We're doubtless familiar with the pose of the 'Beautiful Soul', both from our own interactions with students and, if we're honest, from our own responses to the changing nature of higher education. I wonder if there's any way to help both acaedmics and students to traverse these mutually implicated fantasies? Sadly, all the academic work I've read on the 'new' university is written purely from the academics' point of view - the destructive nature of audit culture on 'our' working environment etc., with rarely a thought for the impact on students themselves. Whilst all the stuff coming from students seems to boil down to a series of querulous demands for 'more' - 'more tuition', 'more help with essays', 'more pastoral care', 'more cuddly lecturers', with rarely a thought about how this complicity with their own infantilisation might negatively effect them.


Gravatar Thanks for putting this up. I don't really surf YouTube much but this really interested me.
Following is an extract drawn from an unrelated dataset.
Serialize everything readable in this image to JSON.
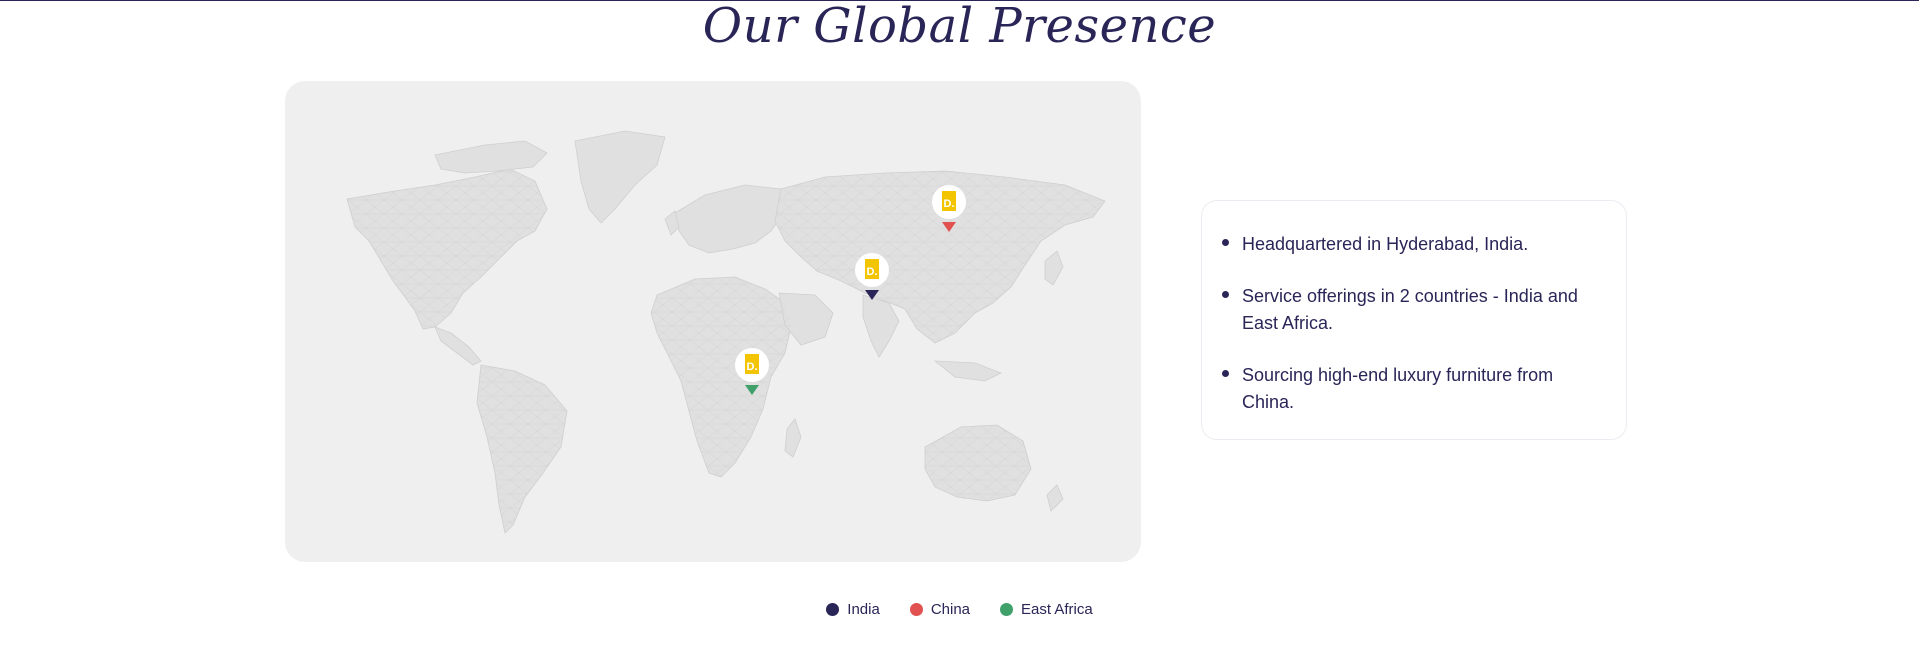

This video speaks to students. The way of learning in University today is extremely flawed. I like reading articles and discussing them with people but seriously who has the time for the number of pages we are expected to read. Those of us that are paying for our own education have to work full-time to avoid the serious debt that faces us. If we don't show up to class, don't finish all our readings, don't read $100 useless textbooks, maybe we should look at the lack of government funding. Make education CHEAPER and ACCESSIBLE! Sorry to rant a bit here and clearly this is only one thing I took from the video.


Gravatar Jezzer, Amanda, thanks for your comments.

Things were different when I were a lad, of course: most obviously, I did no paid work during termtime. for this reason, among others (no continuous assessment, for instance) I had the luxury of time, and of pursuing my own interests. Hence my beautiful soul!

But this pedagogy premised on excess, on the otiosity and directionlessness that only a very elite system can offer, is everywhere under threat if it hasn't disappeared altogether.

Academics and students alike seem to have (mostly) bought into the mantra of efficiency, productivity, and usefulness. I think that there should be sustained defence of the inefficient, the unproductive, and the useless.

With the awareness that true uselessness is a challenging goal indeed.


Gravatar I did no paid work during termtime.

That's insane. I don't even know if it's desirable! Now, the soundtrack to the "rebuttal" on the other hand testifies to the horrors of non-student life. If that's what being tenured sounds like, I'll take dumpster diving and precarious labor.